The updated rules, which will apply from 2021 to 2027 to the European Regional Development Fund (ERDF) and the Cohesion Fund (CF), will cover all regions, with special focus on less developed communities, urban areas and outermost regions.
MEPs agreed on spending a significant part of the ERDF, which is by far the largest public EU fund, on smart growth and the green economy. The text stipulates that regions should spend at least 30% to 50% of the funding received on a smart, innovative Europe, and at least 30% on the fight against climate change and the circular economy. The Cohesion Fund continues to focus on investment in environmental and transport infrastructure.
More focus on regions and cities
MEPs believe that the management of EU funds should take into account the territorial, economic and social diversity of European regions, which benefit the most from cohesion policy. EU funding would therefore be allocated at regional level based on gross domestic product (GDP) per capita, rather than at member state level, based on gross national income ratio, as has been the case until now.
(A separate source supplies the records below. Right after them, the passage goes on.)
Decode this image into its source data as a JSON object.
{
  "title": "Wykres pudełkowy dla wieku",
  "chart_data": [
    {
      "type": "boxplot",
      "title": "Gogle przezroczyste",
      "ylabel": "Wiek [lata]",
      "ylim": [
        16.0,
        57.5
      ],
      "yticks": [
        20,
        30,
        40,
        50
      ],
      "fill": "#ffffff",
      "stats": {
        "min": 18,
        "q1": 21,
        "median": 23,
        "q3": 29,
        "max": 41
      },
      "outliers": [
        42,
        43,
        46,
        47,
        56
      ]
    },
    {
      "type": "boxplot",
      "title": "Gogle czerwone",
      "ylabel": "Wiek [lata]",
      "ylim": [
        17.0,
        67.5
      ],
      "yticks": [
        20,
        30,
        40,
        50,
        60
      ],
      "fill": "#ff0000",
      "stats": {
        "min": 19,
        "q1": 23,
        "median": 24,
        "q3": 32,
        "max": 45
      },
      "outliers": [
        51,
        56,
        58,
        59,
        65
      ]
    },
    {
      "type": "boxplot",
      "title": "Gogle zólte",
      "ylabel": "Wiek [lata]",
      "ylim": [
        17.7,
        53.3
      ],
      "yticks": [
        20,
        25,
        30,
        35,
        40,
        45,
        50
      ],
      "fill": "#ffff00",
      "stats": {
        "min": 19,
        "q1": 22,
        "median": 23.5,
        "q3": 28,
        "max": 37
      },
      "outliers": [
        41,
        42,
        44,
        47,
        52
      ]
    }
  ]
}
Moreover, at least 10% of the ERDF resources at national level should be allocated to sustainable urban development, compared to the 6% proposed by the Commission.
Moreover, MEPs want to see airport infrastructure, waste disposal and treatment of residual waste, as well as fossil fuel-related investments, excluded from regional EU funding, with few exceptions linked to outermost regions, and solutions to be in line with circular economy principles and energy efficiency.
The new Parliament and EU ministers are expected to start negotiations on funding for future regional and cohesion policy this autumn.